When I started with them five years ago, the playback guy just gave me a left and right. And then the guys would ask for some change—say, they wanted me to boost a specific part of a song—and I would have to tell them that I did not have that degree of control,” he recalls. “When the Vegas gig came up, we originally talked about doing it with a band. The Boys eventually decided to go with tracks. For this show, they got their band to go back in the studio to rerecord and rearrange all their hits specifically for Vegas. We worked closely with Musical Director Keith Harris and made sure that every track was separate and unequalized. Basically, we got the raw tracks as they were recorded and, as a result, we have complete control of a fully live band except that it’s all ‘in the box’ and completely digital with no conversions! Having the tracks raw really allows us to make use of the outstanding audio tools on the SD consoles to really craft the right mix for every show.
The playback rig for Larger Than Life consists of a pair of the latest MacBook Pros, each running more than 60 tracks via Digital Performer at 24-bit/96 kHz (one is a redundant backup of the other and both run simultaneously throughout the show). Each of the Macs feeds a DiGiGrid MGO, which provides up to 64 channels over MADI at 96k. The MGOs then feed into an Optocore DD2FR-FX that converts the signal from Hi-Speed to SMUX MADI in DiGiCo format, allowing it to be seen on the DiGiCo Optical Loop as its own device. The only places where the signal goes outside of the DiGiCo loop is a Phoenix Audio Class A transformer strapped across the main mix, which gets saturated to give a bit of analog warmth and harmonics.
“We are running an SD7 at monitors and an SD5 at front of house, both supplied by Sound Image. Those are fed by two identical SD-Racks and our playback rig is all on an optical loop with shared head amps,” he describes.
The system was put together for touring with a firm eye on the house-provided system at the Planet Hollywood Hotel & Casino’s AXIS Theater in Las Vegas. “The fact that we’re keeping everything digital and taking advantage of DiGiCo’s great Gain Tracking feature puts us in a minority,” McCullagh says. “Even when it’s DiGiCo at both house and monitors, most guys are still more comfortable using an analog split and having each engineer use the input gain on each console.

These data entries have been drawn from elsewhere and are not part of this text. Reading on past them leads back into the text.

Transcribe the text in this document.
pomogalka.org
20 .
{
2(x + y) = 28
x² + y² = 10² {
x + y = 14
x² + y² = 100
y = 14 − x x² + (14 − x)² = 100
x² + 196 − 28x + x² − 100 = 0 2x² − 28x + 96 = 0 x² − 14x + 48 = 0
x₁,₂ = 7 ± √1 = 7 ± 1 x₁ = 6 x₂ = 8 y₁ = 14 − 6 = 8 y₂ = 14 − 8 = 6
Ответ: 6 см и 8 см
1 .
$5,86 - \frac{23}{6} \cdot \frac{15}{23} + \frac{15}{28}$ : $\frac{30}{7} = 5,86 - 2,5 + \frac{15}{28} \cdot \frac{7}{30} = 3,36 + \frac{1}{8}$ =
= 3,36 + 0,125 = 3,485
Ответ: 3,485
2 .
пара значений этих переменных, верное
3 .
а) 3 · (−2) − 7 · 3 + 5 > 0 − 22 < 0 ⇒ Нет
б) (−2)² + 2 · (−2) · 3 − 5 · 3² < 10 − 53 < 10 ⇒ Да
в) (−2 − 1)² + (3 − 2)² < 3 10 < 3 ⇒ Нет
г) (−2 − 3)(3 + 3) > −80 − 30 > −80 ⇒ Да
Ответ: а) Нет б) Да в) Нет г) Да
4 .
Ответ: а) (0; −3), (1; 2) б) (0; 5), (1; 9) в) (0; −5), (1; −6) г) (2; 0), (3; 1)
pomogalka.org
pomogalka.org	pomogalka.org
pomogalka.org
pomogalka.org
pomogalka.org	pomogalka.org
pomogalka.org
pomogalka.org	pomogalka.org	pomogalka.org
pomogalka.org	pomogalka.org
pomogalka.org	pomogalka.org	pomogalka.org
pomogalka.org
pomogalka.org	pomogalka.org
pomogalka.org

And I get that. But we had some downtime between the last tour and the beginning of the residency and I helped out on some Adele shows last year and this is how they were doing things. I knew after just a couple of shows with them that I wanted to go with tracks and keep everything digital and on the same loop.”

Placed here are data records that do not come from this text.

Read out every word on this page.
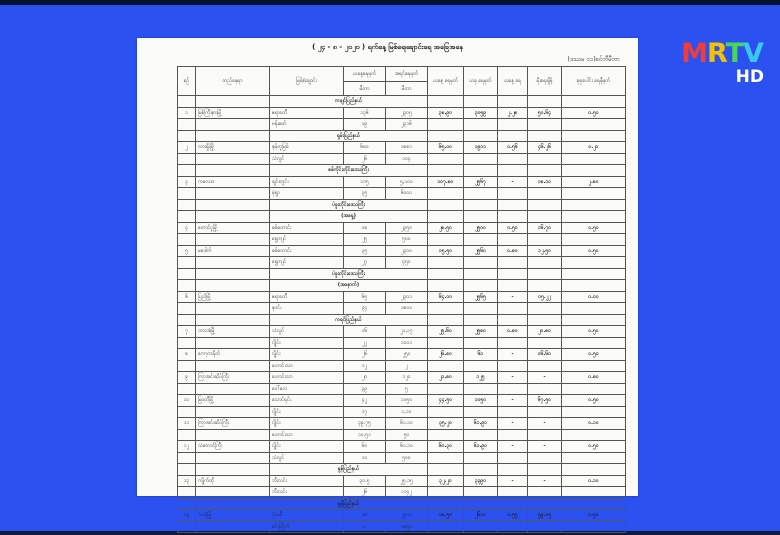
MRTV
HD
( ၂၄ - ၈ - ၂၀၂၀ ) ရက်နေ့ မြစ်ရေ၊ချောင်းရေ အခြေအနေ
(ဒဿမ ၀၁)စင်တီမီတာ
စဉ်	တည်နေရာ	မြစ်/ချောင်း	ယနေ့ရေမှတ်	အရင်ရေမှတ်	ယနေ့ ရေမှတ်	ယခု ရေမှတ်	ယနေ့ ရေ	မိုးရေချိန်	စုစုပေါင်း ရေနီမှတ်
			မီတာ	မီတာ					
		ကချင်ပြည်နယ်							
၁	မြစ်ကြီးနားမြို့	ဧရာဝတီ	၁၃၆	၂၃၀၅	၃၈.၉၀	၃၀၅၉	၂.၂၈	၅၀.၆၄	၀.၅၀
		ဗန်းမော်	၁၉	၂၃၁၆					
		ရှမ်းပြည်နယ်							
၂	လားရှိုးမြို့	နမ့်တူမြစ်	၆၈၀	၁၈၈၁	၆၅.၀၀	၁၉၁၁	၀.၅၆	၄၆.၂၆	၀.၂၀
		သံလွင်	၂၆	၁၀၄					
		စစ်ကိုင်းတိုင်းဒေသကြီး							
၃	ကလေးဝ	ချင်းတွင်း	၁၁၅	၅,၁၀၀	၁၀၇.၈၀	၂၅၆၇	-	၁၈.၁၀	၂.၈၀
		မုံရွာ	၃၅	၆၀၀၀					
		ပဲခူးတိုင်းဒေသကြီး							
		(အရှေ့)							
၄	တောင်ငူမြို့	စစ်တောင်း	၁၈	၂၃၅၀	၂၈.၅၀	၂၅၀၀	၀.၅၀	၁၆.၇၀	၀.၅၀
		ရွှေကျင်	၂၅	၅၀၀					
၅	မဒေါက်	စစ်တောင်း	၃၅	၂၃၀၀	၁၅.၅၀	၂၅၆၀	၀.၈၀	၁၂.၅၀	၀.၅၀
		ရွှေကျင်	၂၇	၄၅၀					
		ပဲခူးတိုင်းဒေသကြီး							
		(အနောက်)							
၆	ပြည်မြို့	ဧရာဝတီ	၆၅	၂၃၀၁	၆၄.၀၀	၂၅၆၅	-	၀၅.၂၂	၀.၀၀
		နဝင်း	၃၄	၁၈၀၀					
		ကရင်ပြည်နယ်							
၇	ဘားအံမြို့	သံလွင်	၁၆	၂၁,၁၇	၂၅.၆၀	၂၅၈၀	၀.၈၀	၂၀.၈၀	၀.၅၀
		ဂျိုင်း	၂၂	၁၀၀၁					
၈	ကော့ကရိတ်	ဂျိုင်း	၂၆	၂၅၀	၂၆.၈၀	၆၁	-	၀၆.၆၀	၀.၅၀
		ဟောင်းသာ	၁၂	၂					
၉	ကြာအင်းဆိပ်ကြီး	ဟောင်းသာ	၂၀	၁၂၀	၂၁.၈၀	၁၂၅	-	-	၀.၈၀
		ဝေါ်လေ	၃၉	၅					
၁၀	မြဝတီမြို့	သောင်ရင်း	၄၂	၁၀၅၀	၄၄.၅၀	၁၀၅၀	-	၆၇.၅၀	၀.၅၀
		ဂျိုင်း	၁၇	၁,၁၀					
၁၁	ကြာအင်းဆိပ်ကြီး	ဂျိုင်း	၃၉.၇၅	၆၁.၁၀	၃၅.၂၀	၆၁.၉၀	-	-	၀.၁၀
		ဟောင်းသာ	၁၀.၅၁	၅၀					
၁၂	သံတောင်ကြီး	ဂျိုင်း	၆၀	၆၁.၁၀	၆၀.၃၀	၆၁.၉၀	-	-	၀.၅၀
		သံလွင်	၁၀	၅၀၀					
		မွန်ပြည်နယ်							
၁၃	ကျိုက်ထို	ဘီးလင်း	၃၀.၅	၂၅.၁၅	၃၂.၂၀	၃၃၉၀	-	-	၀.၁၀
		ဘီးလင်း	၂၆	၁၁၄၂					
		မွန်ပြည်နယ်							
၁၄	သထုံမြို့	ဒုံသမီ	၁၈	၂၅၁၀	၁၈.၅၀	၂၆၁၀	၀.၅၅	၅၉.၁၅	၀.၅၀
		ဇင်းကြိုက်	၀	၁၈၅၀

The breakout via the DiGiGrid MGOs gives McCullagh and monitor engineer Austin Schroeder 32 analog stems via a DirectOut Andiamo, in addition to the 64 digital tracks, which serves as the emergency backup in case they end up on a gig where they are forced to run analog.
The show is using a dozen Sennheiser 9235 with 9k receivers. “They come out the receiver AES, which means all our signal is completely digital until it hits the speakers, even my reverb—a Bricasti—is connected via AES,” he said. “The only analog signal we use is for the audience mics for recording and for the IEM mixes as well as our talkback mics.”

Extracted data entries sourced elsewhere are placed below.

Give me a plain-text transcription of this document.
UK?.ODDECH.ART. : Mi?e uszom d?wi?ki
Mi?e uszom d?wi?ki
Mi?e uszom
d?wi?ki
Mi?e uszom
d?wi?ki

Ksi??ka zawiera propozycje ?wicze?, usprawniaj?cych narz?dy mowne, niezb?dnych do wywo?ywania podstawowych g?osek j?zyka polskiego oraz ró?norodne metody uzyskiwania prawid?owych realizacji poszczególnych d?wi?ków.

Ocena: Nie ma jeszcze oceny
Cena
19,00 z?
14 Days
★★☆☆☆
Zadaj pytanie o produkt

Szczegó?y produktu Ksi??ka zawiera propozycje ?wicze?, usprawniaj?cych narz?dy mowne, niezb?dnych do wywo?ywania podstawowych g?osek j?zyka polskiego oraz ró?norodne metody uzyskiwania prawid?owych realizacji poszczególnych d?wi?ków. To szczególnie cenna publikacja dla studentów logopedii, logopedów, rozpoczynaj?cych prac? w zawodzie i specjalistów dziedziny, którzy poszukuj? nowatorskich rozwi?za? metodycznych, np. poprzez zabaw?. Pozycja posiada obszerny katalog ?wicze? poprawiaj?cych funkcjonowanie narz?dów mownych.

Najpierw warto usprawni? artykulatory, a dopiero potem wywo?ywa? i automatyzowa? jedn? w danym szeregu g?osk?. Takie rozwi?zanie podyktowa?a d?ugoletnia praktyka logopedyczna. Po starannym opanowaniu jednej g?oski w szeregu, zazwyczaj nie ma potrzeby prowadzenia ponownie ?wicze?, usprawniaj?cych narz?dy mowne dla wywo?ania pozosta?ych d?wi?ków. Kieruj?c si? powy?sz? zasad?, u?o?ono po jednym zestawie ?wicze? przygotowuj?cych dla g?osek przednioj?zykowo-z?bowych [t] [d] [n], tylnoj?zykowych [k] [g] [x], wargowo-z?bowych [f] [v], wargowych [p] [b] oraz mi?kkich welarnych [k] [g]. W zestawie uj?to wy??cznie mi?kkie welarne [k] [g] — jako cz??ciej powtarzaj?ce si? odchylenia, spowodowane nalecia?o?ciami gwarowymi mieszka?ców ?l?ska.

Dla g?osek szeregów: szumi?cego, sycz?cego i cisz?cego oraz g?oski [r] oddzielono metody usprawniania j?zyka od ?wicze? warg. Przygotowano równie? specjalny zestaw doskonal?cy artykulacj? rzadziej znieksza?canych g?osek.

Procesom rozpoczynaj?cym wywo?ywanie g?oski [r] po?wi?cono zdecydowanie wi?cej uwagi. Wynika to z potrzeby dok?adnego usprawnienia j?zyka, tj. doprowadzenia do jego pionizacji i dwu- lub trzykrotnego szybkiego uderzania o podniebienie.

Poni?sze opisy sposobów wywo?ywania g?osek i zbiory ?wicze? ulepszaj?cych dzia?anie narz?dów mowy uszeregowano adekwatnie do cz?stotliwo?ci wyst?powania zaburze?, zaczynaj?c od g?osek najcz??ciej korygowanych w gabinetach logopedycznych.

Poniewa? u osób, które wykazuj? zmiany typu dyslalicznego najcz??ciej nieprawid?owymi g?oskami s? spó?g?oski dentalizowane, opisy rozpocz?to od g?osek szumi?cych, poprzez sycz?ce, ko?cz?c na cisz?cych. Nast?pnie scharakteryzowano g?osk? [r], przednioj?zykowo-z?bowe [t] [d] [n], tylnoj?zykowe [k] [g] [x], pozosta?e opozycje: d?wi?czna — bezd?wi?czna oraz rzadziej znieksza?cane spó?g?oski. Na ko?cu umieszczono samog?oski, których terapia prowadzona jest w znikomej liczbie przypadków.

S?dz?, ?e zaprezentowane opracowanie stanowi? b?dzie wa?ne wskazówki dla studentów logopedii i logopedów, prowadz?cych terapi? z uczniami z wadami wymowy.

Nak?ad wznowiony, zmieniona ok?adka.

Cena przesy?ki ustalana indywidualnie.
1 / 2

In addition to the audio transport control offered by the DiGiCo/Optocore combo, McCullagh points to the SD consoles’ macros as a feature he counts on.
“Another simple but cool thing we are doing is sending the FOH talkback to the stage and the monitor talkback to FOH via the Opto send and receive, which eliminates the need for hard patching from the stage box. It’s little things like that—in addition to big things like the unparalleled levels of control, flexibility and sound—that have made DiGiCo’s SD-Series my first choice every time.”